Sebelumnya, dalam rapat koordinasi pertengahan Mei silam, pemerintah meyakini proyek pembangunan PLTU Batang akan tetap dimulai pada 2014. Menteri Koordinator Bidang Perekonomian Hatta Rajasa mengatakan pelaksanaan groundbreaking konsisten dengan financial closing pada Oktober 2013. Tim terpadu, ujar Hatta, menyampaikan persoalan tanah tinggal tersisa lima hektare (ha) dari 192 ha tanah yang dibutuhkan. Penyelesaian sisanya diserahkan kepada pemerintah daerah dengan Bimasena Power Indonesia (BPI).

Lukita menambahkan, apabila masyarakat dipindahkan dari lokasi pembangunan PLTU, tentu akan memengaruhi studi kelayakan yang telah dilakukan sebelumnya. Oleh karena itu, ia mengharapkan agar proyek akan tetap dilaksanakan di lokasi semula.  "Dan apa yang menjadi concern masyarakat harus kita atasi," kata Lukita. 

Lebih lanjut, Lukita menyebut proyek PLTU Batang adalah proyek kerja sama pemerintah swasta (public private partnership/PPP) pertama yang menggunakan peraturan baru terkait pembebasan lahan.
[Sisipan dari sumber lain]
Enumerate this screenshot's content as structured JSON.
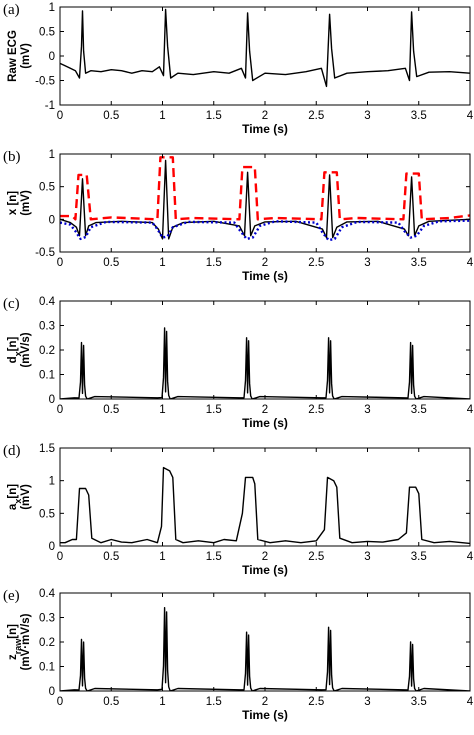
{
  "chart_data": [
    {
      "panel_label": "(a)",
      "type": "line",
      "xlabel": "Time (s)",
      "ylabel_lines": [
        "Raw ECG",
        "(mV)"
      ],
      "xlim": [
        0,
        4
      ],
      "ylim": [
        -1,
        1
      ],
      "xticks": [
        "0",
        "0.5",
        "1",
        "1.5",
        "2",
        "2.5",
        "3",
        "3.5",
        "4"
      ],
      "yticks": [
        "-1",
        "-0.5",
        "0",
        "0.5",
        "1"
      ],
      "beat_times": [
        0.22,
        1.03,
        1.83,
        2.63,
        3.43
      ],
      "series": [
        {
          "color": "#000000",
          "style": "solid",
          "x": [
            0.0,
            0.05,
            0.1,
            0.15,
            0.19,
            0.21,
            0.22,
            0.23,
            0.25,
            0.3,
            0.4,
            0.5,
            0.6,
            0.7,
            0.8,
            0.9,
            0.97,
            1.01,
            1.03,
            1.05,
            1.08,
            1.15,
            1.3,
            1.5,
            1.65,
            1.77,
            1.81,
            1.83,
            1.85,
            1.88,
            2.0,
            2.2,
            2.4,
            2.55,
            2.6,
            2.63,
            2.65,
            2.68,
            2.8,
            3.0,
            3.2,
            3.37,
            3.41,
            3.43,
            3.45,
            3.48,
            3.6,
            3.8,
            4.0
          ],
          "y": [
            -0.15,
            -0.2,
            -0.25,
            -0.3,
            -0.45,
            0.2,
            0.92,
            0.1,
            -0.35,
            -0.3,
            -0.32,
            -0.28,
            -0.3,
            -0.35,
            -0.3,
            -0.32,
            -0.22,
            -0.4,
            0.95,
            0.2,
            -0.45,
            -0.35,
            -0.38,
            -0.32,
            -0.35,
            -0.25,
            -0.45,
            0.88,
            0.1,
            -0.5,
            -0.35,
            -0.38,
            -0.32,
            -0.25,
            -0.62,
            0.85,
            0.15,
            -0.45,
            -0.35,
            -0.32,
            -0.3,
            -0.25,
            -0.5,
            0.9,
            0.1,
            -0.42,
            -0.33,
            -0.32,
            -0.35
          ]
        }
      ]
    },
    {
      "panel_label": "(b)",
      "type": "line",
      "xlabel": "Time (s)",
      "ylabel_lines": [
        "x [n]",
        "(mV)"
      ],
      "xlim": [
        0,
        4
      ],
      "ylim": [
        -0.5,
        1
      ],
      "xticks": [
        "0",
        "0.5",
        "1",
        "1.5",
        "2",
        "2.5",
        "3",
        "3.5",
        "4"
      ],
      "yticks": [
        "-0.5",
        "0",
        "0.5",
        "1"
      ],
      "beat_times": [
        0.22,
        1.03,
        1.83,
        2.63,
        3.43
      ],
      "series": [
        {
          "color": "#000000",
          "style": "solid",
          "x": [
            0.0,
            0.1,
            0.16,
            0.19,
            0.22,
            0.25,
            0.28,
            0.35,
            0.6,
            0.9,
            0.96,
            1.0,
            1.03,
            1.06,
            1.1,
            1.2,
            1.5,
            1.75,
            1.8,
            1.83,
            1.86,
            1.9,
            2.0,
            2.3,
            2.56,
            2.6,
            2.63,
            2.66,
            2.7,
            2.8,
            3.1,
            3.36,
            3.4,
            3.43,
            3.46,
            3.5,
            3.6,
            4.0
          ],
          "y": [
            0.0,
            -0.05,
            -0.12,
            -0.25,
            0.62,
            -0.25,
            -0.1,
            -0.05,
            -0.03,
            -0.05,
            -0.15,
            -0.3,
            0.9,
            -0.3,
            -0.12,
            -0.05,
            -0.03,
            -0.1,
            -0.25,
            0.72,
            -0.25,
            -0.1,
            -0.04,
            -0.03,
            -0.15,
            -0.28,
            0.68,
            -0.28,
            -0.12,
            -0.04,
            -0.03,
            -0.15,
            -0.25,
            0.65,
            -0.25,
            -0.1,
            -0.03,
            0.0
          ]
        },
        {
          "color": "#ff0000",
          "style": "dashed",
          "x": [
            0.0,
            0.12,
            0.15,
            0.18,
            0.26,
            0.3,
            0.5,
            0.95,
            0.98,
            1.1,
            1.13,
            1.3,
            1.75,
            1.78,
            1.9,
            1.93,
            2.1,
            2.55,
            2.58,
            2.7,
            2.73,
            2.9,
            3.35,
            3.38,
            3.5,
            3.53,
            3.8,
            4.0
          ],
          "y": [
            0.05,
            0.05,
            0.0,
            0.68,
            0.68,
            0.0,
            0.03,
            0.0,
            0.95,
            0.95,
            0.0,
            0.02,
            0.0,
            0.8,
            0.8,
            0.0,
            0.02,
            0.0,
            0.72,
            0.72,
            0.0,
            0.02,
            0.0,
            0.7,
            0.7,
            0.0,
            0.02,
            0.06
          ]
        },
        {
          "color": "#0000cc",
          "style": "dotted",
          "x": [
            0.0,
            0.1,
            0.15,
            0.2,
            0.25,
            0.3,
            0.45,
            0.9,
            0.95,
            1.0,
            1.05,
            1.1,
            1.25,
            1.7,
            1.76,
            1.82,
            1.88,
            1.95,
            2.1,
            2.5,
            2.56,
            2.62,
            2.68,
            2.75,
            2.9,
            3.3,
            3.36,
            3.42,
            3.48,
            3.55,
            3.7,
            4.0
          ],
          "y": [
            -0.05,
            -0.08,
            -0.18,
            -0.3,
            -0.27,
            -0.12,
            -0.04,
            -0.05,
            -0.15,
            -0.28,
            -0.26,
            -0.12,
            -0.04,
            -0.05,
            -0.18,
            -0.3,
            -0.28,
            -0.1,
            -0.03,
            -0.05,
            -0.2,
            -0.32,
            -0.3,
            -0.12,
            -0.04,
            -0.05,
            -0.18,
            -0.28,
            -0.25,
            -0.1,
            -0.03,
            -0.02
          ]
        }
      ]
    },
    {
      "panel_label": "(c)",
      "type": "line",
      "xlabel": "Time (s)",
      "ylabel_lines": [
        "d_x[n]",
        "(mV/s)"
      ],
      "xlim": [
        0,
        4
      ],
      "ylim": [
        0,
        0.4
      ],
      "xticks": [
        "0",
        "0.5",
        "1",
        "1.5",
        "2",
        "2.5",
        "3",
        "3.5",
        "4"
      ],
      "yticks": [
        "0",
        "0.1",
        "0.2",
        "0.3",
        "0.4"
      ],
      "beat_times": [
        0.22,
        1.03,
        1.83,
        2.63,
        3.43
      ],
      "beat_peaks": [
        0.23,
        0.29,
        0.25,
        0.25,
        0.23
      ],
      "series": [
        {
          "color": "#000000",
          "style": "solid",
          "x": [],
          "y": []
        }
      ]
    },
    {
      "panel_label": "(d)",
      "type": "line",
      "xlabel": "Time (s)",
      "ylabel_lines": [
        "a_x[n]",
        "(mV)"
      ],
      "xlim": [
        0,
        4
      ],
      "ylim": [
        0,
        1.5
      ],
      "xticks": [
        "0",
        "0.5",
        "1",
        "1.5",
        "2",
        "2.5",
        "3",
        "3.5",
        "4"
      ],
      "yticks": [
        "0",
        "0.5",
        "1",
        "1.5"
      ],
      "series": [
        {
          "color": "#000000",
          "style": "solid",
          "x": [
            0.0,
            0.05,
            0.12,
            0.16,
            0.19,
            0.25,
            0.28,
            0.31,
            0.4,
            0.5,
            0.6,
            0.7,
            0.85,
            0.95,
            0.99,
            1.01,
            1.07,
            1.1,
            1.13,
            1.2,
            1.35,
            1.5,
            1.6,
            1.72,
            1.78,
            1.81,
            1.88,
            1.9,
            1.93,
            2.05,
            2.2,
            2.35,
            2.5,
            2.58,
            2.61,
            2.67,
            2.7,
            2.73,
            2.85,
            3.0,
            3.15,
            3.3,
            3.38,
            3.41,
            3.47,
            3.5,
            3.53,
            3.65,
            3.8,
            4.0
          ],
          "y": [
            0.05,
            0.05,
            0.1,
            0.1,
            0.88,
            0.88,
            0.78,
            0.12,
            0.05,
            0.1,
            0.06,
            0.05,
            0.1,
            0.05,
            0.3,
            1.2,
            1.15,
            1.05,
            0.1,
            0.05,
            0.08,
            0.05,
            0.1,
            0.08,
            0.5,
            1.05,
            1.05,
            0.95,
            0.1,
            0.05,
            0.08,
            0.05,
            0.08,
            0.25,
            1.05,
            1.0,
            0.9,
            0.12,
            0.05,
            0.07,
            0.06,
            0.1,
            0.2,
            0.9,
            0.9,
            0.8,
            0.1,
            0.05,
            0.07,
            0.04
          ]
        }
      ]
    },
    {
      "panel_label": "(e)",
      "type": "line",
      "xlabel": "Time (s)",
      "ylabel_lines": [
        "z_raw[n]",
        "(mV·mV/s)"
      ],
      "xlim": [
        0,
        4
      ],
      "ylim": [
        0,
        0.4
      ],
      "xticks": [
        "0",
        "0.5",
        "1",
        "1.5",
        "2",
        "2.5",
        "3",
        "3.5",
        "4"
      ],
      "yticks": [
        "0",
        "0.1",
        "0.2",
        "0.3",
        "0.4"
      ],
      "beat_times": [
        0.22,
        1.03,
        1.83,
        2.63,
        3.43
      ],
      "beat_peaks": [
        0.21,
        0.34,
        0.24,
        0.26,
        0.2
      ],
      "series": [
        {
          "color": "#000000",
          "style": "solid",
          "x": [],
          "y": []
        }
      ]
    }
  ]
}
Beleid yang dimaksud adalah UU Nomor 2 Tahun 2012 tentang Pengadaan Tanah Bagi Pembangunan Untuk Kepentingan Umum dan Peraturan Presiden Nomor 71 Tahun 2012 tentang Penyelenggaraan Pengadaan Tanah Bagi Pembangunan Untuk Kepentingan Umum adalah rangakaian upaya untuk menyelesaikan permasalahan penyediaan lahan untuk pembangunan. 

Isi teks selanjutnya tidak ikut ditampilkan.